Varela está, mais uma vez, totalmente isolada. Só que, desta vez, a coisa é séria, pois o acesso à povoação é bastante complicado, não há luz eléctrica, telefone fixo é apenas uma recordação e até as novas tecnologias, como o uso dos telemóveis, estão colapsadas. Malun Indjai é o proprietário de uma "boutique" que vende latas de leite concentrado e condensado, latas de tomate, de milho, velas e pão, entre calções em segunda mão e chinelos empoeirados a um canto.Há cerca de três meses, através de um complicado sistema de "antenas", conseguiu captar o sinal das redesde telemóvel do vizinho Senegal e é ele quem assegura(va) as comunicações com o exterior. Mas, azar, as antenas da luxuosa Cap Skirring (Senegal), a sete quilómetros em linha recta, também avariaram.
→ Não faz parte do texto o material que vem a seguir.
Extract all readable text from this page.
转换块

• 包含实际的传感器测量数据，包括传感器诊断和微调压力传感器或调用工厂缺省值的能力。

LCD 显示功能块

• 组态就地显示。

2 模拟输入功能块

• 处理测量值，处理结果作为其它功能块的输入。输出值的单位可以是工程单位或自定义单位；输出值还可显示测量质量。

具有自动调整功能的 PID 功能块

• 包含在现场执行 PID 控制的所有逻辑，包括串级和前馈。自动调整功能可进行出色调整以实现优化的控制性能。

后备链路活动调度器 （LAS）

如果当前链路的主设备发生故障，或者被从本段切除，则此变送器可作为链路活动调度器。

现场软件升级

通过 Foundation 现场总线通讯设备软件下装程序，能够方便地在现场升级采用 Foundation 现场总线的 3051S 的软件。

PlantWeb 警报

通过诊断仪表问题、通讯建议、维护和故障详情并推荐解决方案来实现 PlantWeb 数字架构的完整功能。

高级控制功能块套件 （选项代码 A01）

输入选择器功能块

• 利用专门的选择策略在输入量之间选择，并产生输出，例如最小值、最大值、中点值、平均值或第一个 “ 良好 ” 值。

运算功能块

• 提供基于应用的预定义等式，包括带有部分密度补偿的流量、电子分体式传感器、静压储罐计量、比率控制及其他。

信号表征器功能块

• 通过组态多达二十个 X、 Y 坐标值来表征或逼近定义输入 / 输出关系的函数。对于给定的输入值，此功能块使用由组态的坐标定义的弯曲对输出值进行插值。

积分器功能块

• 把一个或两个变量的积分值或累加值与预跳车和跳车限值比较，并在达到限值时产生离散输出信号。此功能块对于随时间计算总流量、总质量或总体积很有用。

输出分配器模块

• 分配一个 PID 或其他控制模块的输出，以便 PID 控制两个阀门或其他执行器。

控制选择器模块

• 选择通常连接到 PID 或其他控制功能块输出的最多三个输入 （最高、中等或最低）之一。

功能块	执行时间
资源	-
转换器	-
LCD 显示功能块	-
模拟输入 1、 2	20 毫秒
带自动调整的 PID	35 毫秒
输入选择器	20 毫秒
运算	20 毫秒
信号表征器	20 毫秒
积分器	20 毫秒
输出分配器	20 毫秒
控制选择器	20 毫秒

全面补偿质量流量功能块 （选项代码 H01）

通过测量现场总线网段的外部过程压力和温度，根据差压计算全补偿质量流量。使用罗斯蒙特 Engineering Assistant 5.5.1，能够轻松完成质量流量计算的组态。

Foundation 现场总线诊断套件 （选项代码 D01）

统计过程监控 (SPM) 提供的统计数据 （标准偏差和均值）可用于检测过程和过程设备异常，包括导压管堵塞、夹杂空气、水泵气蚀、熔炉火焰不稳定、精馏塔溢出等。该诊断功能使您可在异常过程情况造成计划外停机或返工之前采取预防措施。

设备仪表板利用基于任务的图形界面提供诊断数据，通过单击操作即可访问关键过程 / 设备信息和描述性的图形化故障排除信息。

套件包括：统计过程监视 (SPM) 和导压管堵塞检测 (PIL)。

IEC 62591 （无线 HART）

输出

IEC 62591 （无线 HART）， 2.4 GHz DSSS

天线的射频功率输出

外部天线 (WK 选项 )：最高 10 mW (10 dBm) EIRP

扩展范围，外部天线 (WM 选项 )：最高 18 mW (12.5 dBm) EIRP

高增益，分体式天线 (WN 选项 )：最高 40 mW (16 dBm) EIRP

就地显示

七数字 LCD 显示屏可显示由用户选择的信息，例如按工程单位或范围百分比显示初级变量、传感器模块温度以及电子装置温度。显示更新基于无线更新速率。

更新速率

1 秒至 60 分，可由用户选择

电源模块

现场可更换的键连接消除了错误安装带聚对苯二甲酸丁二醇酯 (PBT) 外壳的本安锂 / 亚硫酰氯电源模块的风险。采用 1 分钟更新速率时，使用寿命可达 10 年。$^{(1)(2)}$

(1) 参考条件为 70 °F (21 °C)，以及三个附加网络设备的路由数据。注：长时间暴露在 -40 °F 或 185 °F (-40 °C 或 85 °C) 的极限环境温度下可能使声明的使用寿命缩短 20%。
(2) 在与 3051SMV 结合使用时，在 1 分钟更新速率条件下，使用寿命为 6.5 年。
Acessível apenas pela "estrada" que parte de São Domingos, percorrê-la é, no entanto, neste momento, um verdadeiro inferno, pois as "bolanhas" (campos de cultivo) estão saturadas com a água das chuvas e inundaram literalmente a já debilitada picada, em que qualquer viatura mergulha sem dó nem piedade. A agravar ainda mais a situação, a ponte de madeira que liga a picada de cerca de 20 quilómetros entre
Susana e Varela foi destruída após um acidente com um camião carregado de arroz para a população local, inutilizando-a "até que alguém se lembre" de a reparar. "Já avisámos as autoridades de São Domingos, que disseram que iriam avisar Bissau. Mas até hoje não se obteve resposta. Vai assim ficar até alguém se lembrar", lamenta Landim Sadjo, recordando que a situação já era difícil com as minas terrestres ali colocadas em Abril pelos rebeldes de um movimento independentista senegalês.
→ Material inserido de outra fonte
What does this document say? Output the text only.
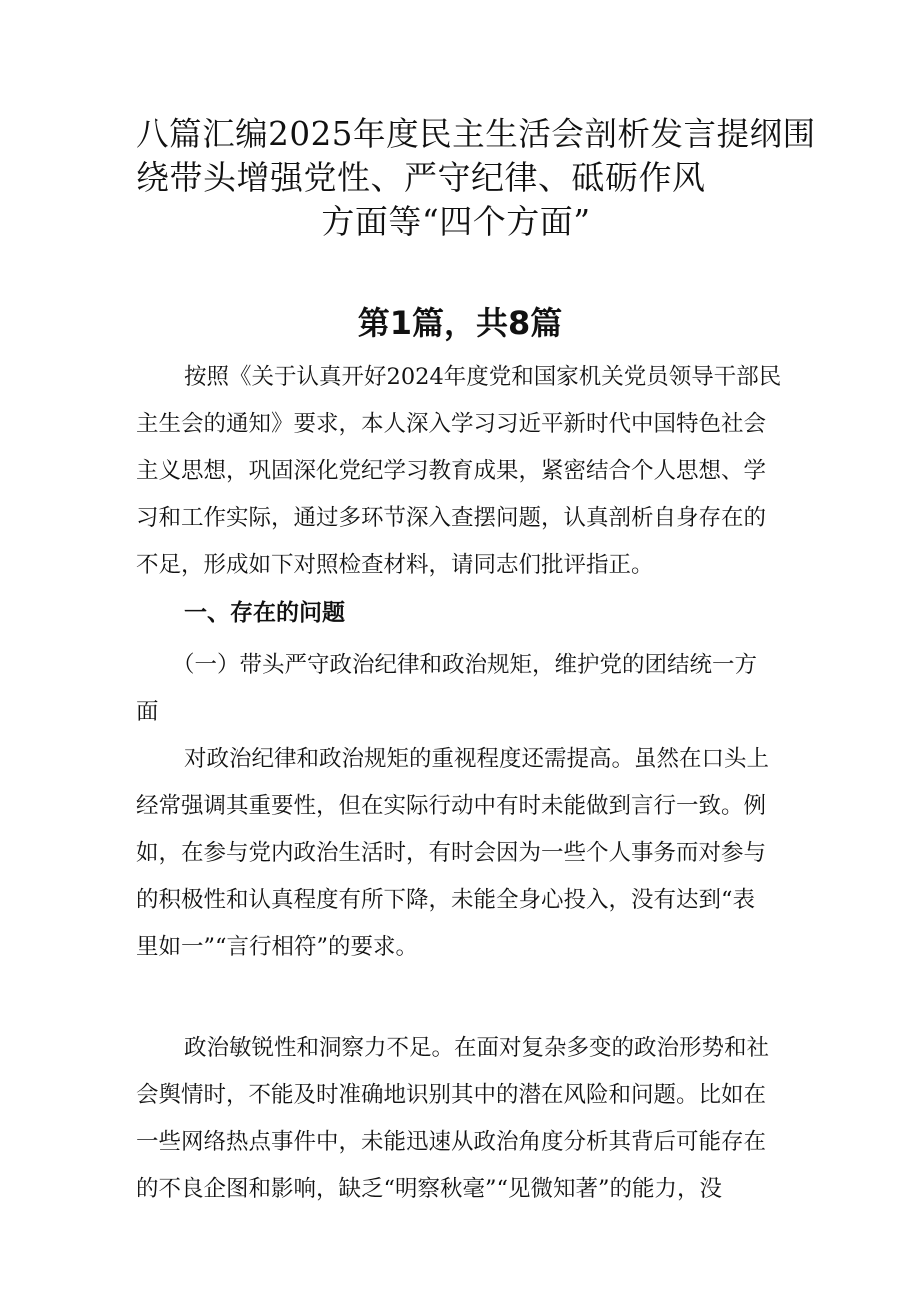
八篇汇编2025年度民主生活会剖析发言提纲围
绕带头增强党性、严守纪律、砥砺作风
方面等“四个方面”
第1篇，共8篇
按照《关于认真开好2024年度党和国家机关党员领导干部民
主生会的通知》要求，本人深入学习习近平新时代中国特色社会
主义思想，巩固深化党纪学习教育成果，紧密结合个人思想、学
习和工作实际，通过多环节深入查摆问题，认真剖析自身存在的
不足，形成如下对照检查材料，请同志们批评指正。
一、存在的问题
（一）带头严守政治纪律和政治规矩，维护党的团结统一方
面
对政治纪律和政治规矩的重视程度还需提高。虽然在口头上
经常强调其重要性，但在实际行动中有时未能做到言行一致。例
如，在参与党内政治生活时，有时会因为一些个人事务而对参与
的积极性和认真程度有所下降，未能全身心投入，没有达到“表
里如一”“言行相符”的要求。
政治敏锐性和洞察力不足。在面对复杂多变的政治形势和社
会舆情时，不能及时准确地识别其中的潜在风险和问题。比如在
一些网络热点事件中，未能迅速从政治角度分析其背后可能存在
的不良企图和影响，缺乏“明察秋毫”“见微知著”的能力，没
Segundo Landim, durante dois meses não se circulou naquela via, uma vez que haviam minas terrestres e só depois da explosão de uma delas, que vitimou 14 dos 30 civis que seguiam na "candonga" (viatura de transporte de passageiros), é que começaram a retirá-las. A passagem ficou aberta um mês depois, mas os rebeldes do Movimento das Forças Democráticas de Casamança (MFDC) já as tinham também disseminado pelos campos de cultivo, privando os agricultores locais de os trabalhar, valendo-lhes a ajuda internacional, a mesma que levaria o arroz no camião que se encontra ainda dentro do ribeiro que passa por baixo da inutilizada ponte de madeira.
Hoje em dia, o sector de Varela, que congrega também 14 tabancas (povoações), conta apenas com cerca de cinco mil habitantes, mais 500 que há 10 anos.O posto da polícia desabou e o comando é agora no quarto/casa do filho de um dos três polícias da povoação. Não há aquilo a que se possa chamar rua. Mas todos parecem resignados à sua sorte. "Dieu est avec nous".